Tuesday, July 16, 2013

'Virtual' Romanistan the way forward

The commemoration of the murder of Romani prisoners by the Nazis in the Auschwitz concentration camp in August 1944 is a chance to reflect on the future of the Romani people in the UK and around the world. But instead of being overwhelmed by their history, Roma campaigners see their history as offering a way forward not only for themselves, but for the world community.

For the first time, the Nazi genocide of their people, the Porajmos (destruction), is being linked to a ceremony in Hiroshima to remember victims of the atomic bomb dropped on the city.The event is timely. It comes just as the European Roma Rights Centre has detailed attacks against Romas in Hungary, Bulgaria and the Czech and Slovak Republics.

In these and other EU countries, including Italy, a wholesale suppression is “operated from behind a smokescreen of rules over documentation, planning law and even people trafficking,” says campaigner Grattan Puxon,

Amongst the acts of violence are firebombings, shooting, stabbings and beatings, which have left eight people dead and many others injured. The report says there is an increasingly racist climate and that offenders are not being successfully prosecuted.

And lest we think the UK is exempt from anti-Roma attitudes, prejudice is being fuelled by Channel 4’s “observational documentary” Big Fat Gypsy Wedding, now being marketed around Europe. UK Romani campaigners are rightly enraged by the humiliating depiction of Irish and English Travellers and Romany Gypsies in this crass portrayal of their culture. 

Mike Doherty, of the Irish Travellers Movement, in a penetrating deconstruction of BFGW, describes it as “car-crash television that feeds into - and inflames - the extremely visible political and social conflict around Gypsy and Traveller site provision in the UK and nods towards…the death of the idea of multiculturalism.  in Europe”. He adds:

“It uses sleight of hand to allow the viewer to laugh at cartoonish and seemingly racist representations of some of the most marginalised and persecuted ethnic minorities... the prejudiced tropes fly thick and fast.”   

Romas see the 1971 World Romani Congress, held in Orpington near London, as a key historical moment, which placed their culture on the map. It established April 8 as Roma Nation Day. Then in 2000, the Fifth Romani World Congress put forward a ground-breaking claim: non-territorial nationhood.

An extraordinary statement in 2001 rejected the “consubstantiation” of concepts of state and nation, which, it said “is still leading to tragedies, wars, disasters and massacres”.

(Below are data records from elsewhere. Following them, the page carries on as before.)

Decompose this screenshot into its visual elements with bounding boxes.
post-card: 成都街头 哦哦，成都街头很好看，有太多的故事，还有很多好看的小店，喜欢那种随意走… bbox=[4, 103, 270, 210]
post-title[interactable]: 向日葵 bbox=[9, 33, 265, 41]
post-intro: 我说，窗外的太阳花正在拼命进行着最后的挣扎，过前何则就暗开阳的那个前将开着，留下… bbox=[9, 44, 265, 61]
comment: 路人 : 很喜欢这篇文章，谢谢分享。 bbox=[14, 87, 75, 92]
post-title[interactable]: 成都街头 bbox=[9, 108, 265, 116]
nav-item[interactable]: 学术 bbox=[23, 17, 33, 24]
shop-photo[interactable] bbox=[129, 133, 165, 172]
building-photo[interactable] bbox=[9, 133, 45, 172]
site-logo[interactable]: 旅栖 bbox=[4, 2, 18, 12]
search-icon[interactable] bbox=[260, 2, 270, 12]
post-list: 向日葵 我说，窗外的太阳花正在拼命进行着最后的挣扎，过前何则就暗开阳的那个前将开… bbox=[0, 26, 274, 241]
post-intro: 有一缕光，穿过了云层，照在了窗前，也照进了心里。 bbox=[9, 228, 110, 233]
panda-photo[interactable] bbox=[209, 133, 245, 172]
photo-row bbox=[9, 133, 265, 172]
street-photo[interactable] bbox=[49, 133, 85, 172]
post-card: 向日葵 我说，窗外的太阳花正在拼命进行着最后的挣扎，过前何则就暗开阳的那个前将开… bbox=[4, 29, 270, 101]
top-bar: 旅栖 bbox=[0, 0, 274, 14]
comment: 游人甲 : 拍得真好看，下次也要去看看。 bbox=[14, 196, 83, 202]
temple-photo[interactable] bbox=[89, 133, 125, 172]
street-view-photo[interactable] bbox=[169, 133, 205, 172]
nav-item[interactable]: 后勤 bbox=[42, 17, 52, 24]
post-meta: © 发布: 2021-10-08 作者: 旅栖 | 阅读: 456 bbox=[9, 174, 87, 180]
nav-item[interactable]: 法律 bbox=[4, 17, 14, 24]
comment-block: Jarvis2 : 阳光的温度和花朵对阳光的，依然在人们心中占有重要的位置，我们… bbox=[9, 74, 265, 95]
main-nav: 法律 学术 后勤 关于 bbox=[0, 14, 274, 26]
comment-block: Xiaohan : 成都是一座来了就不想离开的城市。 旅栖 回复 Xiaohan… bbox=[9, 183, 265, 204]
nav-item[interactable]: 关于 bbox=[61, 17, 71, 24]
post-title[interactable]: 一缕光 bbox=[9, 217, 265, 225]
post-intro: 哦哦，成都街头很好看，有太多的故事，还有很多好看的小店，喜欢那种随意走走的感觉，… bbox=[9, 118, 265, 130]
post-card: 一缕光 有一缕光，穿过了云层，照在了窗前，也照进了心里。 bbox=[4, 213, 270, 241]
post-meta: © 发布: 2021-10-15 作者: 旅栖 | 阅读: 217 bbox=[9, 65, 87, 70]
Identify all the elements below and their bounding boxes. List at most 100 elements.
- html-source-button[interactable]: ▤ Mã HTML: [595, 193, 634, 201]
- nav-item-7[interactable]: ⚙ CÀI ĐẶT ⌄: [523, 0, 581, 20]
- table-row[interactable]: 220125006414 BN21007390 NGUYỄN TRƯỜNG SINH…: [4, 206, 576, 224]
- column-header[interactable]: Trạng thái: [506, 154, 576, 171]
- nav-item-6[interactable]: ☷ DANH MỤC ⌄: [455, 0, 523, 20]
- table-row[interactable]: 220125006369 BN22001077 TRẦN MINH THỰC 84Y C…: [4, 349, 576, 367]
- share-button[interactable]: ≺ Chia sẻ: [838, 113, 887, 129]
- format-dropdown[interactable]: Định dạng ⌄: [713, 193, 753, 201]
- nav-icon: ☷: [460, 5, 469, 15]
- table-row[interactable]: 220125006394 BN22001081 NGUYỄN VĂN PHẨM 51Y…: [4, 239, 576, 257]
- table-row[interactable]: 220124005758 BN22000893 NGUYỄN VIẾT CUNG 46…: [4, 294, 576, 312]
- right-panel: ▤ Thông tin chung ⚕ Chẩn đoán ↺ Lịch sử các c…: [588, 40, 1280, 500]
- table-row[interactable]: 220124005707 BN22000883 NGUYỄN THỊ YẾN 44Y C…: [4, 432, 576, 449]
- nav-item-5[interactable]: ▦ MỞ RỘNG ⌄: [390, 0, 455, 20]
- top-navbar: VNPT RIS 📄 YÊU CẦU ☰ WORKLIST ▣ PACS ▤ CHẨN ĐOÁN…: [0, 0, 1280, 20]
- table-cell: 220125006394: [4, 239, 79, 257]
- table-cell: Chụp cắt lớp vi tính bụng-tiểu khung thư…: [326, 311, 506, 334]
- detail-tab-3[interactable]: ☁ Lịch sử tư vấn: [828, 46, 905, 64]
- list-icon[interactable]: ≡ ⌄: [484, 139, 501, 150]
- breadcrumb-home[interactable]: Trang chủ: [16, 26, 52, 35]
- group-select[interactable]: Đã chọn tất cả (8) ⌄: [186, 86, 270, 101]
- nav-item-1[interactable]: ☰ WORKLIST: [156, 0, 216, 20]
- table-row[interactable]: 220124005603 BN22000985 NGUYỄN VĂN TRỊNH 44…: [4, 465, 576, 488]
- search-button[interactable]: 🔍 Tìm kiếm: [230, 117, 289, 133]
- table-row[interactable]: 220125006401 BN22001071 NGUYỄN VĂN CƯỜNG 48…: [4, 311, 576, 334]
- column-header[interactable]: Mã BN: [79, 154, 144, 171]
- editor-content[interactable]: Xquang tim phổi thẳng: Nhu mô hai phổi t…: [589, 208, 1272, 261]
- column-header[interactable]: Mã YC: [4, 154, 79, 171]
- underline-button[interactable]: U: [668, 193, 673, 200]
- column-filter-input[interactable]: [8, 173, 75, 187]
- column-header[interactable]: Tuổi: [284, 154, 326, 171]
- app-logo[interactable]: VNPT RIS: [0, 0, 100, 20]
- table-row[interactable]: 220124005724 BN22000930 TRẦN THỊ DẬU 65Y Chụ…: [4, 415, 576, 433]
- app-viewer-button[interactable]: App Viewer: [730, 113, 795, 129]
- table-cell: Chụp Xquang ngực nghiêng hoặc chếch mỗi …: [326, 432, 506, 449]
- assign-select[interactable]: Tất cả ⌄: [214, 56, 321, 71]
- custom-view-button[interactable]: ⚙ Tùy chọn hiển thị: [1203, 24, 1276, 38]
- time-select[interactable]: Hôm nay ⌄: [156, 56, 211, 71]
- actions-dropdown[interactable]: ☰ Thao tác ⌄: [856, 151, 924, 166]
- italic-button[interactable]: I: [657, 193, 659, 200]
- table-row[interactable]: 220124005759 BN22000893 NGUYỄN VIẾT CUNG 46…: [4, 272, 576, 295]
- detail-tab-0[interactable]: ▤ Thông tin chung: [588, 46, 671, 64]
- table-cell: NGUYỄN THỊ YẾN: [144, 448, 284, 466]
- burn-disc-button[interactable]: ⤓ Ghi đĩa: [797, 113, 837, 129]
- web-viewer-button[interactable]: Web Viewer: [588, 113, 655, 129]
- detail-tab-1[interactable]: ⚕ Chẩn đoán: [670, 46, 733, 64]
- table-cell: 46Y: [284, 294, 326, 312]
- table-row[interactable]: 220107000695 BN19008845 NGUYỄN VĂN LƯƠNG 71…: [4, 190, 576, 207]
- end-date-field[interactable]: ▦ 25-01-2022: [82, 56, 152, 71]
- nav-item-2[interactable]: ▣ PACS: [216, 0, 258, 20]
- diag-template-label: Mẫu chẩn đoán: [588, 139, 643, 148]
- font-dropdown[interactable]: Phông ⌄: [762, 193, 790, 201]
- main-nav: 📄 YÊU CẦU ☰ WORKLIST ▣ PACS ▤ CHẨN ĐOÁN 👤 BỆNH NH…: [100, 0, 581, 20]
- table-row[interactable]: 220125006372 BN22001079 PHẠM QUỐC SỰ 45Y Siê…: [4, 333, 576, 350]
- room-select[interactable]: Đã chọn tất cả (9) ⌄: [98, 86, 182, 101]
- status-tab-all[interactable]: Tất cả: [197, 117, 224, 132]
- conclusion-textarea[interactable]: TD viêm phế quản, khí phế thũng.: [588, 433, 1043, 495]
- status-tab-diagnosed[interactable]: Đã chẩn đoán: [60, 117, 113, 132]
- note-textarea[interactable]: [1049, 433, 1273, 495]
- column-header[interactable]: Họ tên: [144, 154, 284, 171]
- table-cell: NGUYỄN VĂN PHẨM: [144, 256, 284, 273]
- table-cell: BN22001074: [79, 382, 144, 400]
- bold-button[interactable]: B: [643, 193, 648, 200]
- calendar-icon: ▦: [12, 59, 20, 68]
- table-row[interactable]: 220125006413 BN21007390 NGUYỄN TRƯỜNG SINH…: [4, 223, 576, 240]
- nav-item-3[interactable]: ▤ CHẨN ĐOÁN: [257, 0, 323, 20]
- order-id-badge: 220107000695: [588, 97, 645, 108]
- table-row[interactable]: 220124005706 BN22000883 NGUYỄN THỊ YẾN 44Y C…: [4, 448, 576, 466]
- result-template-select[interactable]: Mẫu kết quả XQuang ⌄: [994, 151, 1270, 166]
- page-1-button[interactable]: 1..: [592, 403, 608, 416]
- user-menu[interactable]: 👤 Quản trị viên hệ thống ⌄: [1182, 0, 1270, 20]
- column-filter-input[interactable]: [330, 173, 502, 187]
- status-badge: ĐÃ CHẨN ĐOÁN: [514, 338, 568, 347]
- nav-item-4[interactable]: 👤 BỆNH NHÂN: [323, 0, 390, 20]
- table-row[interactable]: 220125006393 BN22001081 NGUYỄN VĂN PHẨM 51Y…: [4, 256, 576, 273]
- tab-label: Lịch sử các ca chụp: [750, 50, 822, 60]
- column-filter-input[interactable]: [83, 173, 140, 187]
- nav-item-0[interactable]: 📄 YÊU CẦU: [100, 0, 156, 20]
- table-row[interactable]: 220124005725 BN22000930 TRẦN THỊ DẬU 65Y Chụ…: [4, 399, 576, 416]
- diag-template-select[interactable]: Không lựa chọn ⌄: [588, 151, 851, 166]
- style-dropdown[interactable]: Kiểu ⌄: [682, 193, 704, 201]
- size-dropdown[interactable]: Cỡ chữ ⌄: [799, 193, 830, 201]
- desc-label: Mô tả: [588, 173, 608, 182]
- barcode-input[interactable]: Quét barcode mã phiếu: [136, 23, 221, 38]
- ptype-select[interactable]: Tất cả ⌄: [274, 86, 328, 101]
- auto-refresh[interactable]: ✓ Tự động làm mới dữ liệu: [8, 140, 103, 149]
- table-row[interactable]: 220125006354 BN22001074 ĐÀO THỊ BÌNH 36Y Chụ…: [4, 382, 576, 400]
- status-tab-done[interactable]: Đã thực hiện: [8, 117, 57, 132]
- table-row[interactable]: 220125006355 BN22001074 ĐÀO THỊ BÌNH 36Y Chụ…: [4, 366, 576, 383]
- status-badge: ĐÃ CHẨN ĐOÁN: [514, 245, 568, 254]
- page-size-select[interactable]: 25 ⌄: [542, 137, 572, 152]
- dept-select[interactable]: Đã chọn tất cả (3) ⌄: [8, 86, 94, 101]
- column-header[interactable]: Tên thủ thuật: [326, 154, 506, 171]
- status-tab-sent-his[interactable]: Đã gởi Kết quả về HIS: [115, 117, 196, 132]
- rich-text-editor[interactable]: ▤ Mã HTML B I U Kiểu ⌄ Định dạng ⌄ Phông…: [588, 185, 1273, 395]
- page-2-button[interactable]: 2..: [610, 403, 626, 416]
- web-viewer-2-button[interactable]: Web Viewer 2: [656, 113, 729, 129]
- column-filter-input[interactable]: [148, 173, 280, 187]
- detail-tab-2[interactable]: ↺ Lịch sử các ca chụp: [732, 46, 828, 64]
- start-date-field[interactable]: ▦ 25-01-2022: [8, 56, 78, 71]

The history of the nomadic Roma nation cuts through the merging of state and nation. The Roma nation’s dream, could offer to the world community and individuals belonging to other nations a new way for the “new world” of the 21st century, it added.

Granting the Roma’s request for nationhood, the statement proposes, could enable all of humanity to make a substantial step forward. “We offer our culture, our tradition, the resource which is in our historic refusal to search for a state: the most appropriate awareness of the contemporary world.”

Puxon, spokesperson for the  April 8 movement, is calling for co-ordinated mass action, voter power and an “upgrade in self-representation”. He notes that anti-Roma injustice and abuse is being confronted by activists in Germany, Paris, Prague and Skopje.

Roma numbers within the European Union are set to double by 2050. Puxon believes this will make their demands irresistible. But, alongside other people’s movements, Roma writer Ronald Lee’s dream of a Romanistan – a nation with or without a token state – is gaining momentum.

As Puxon notes, “long-term survival has been the single greatest achievement of the scattered Romani communities” but now the communities can come together to create a virtual Romanistan.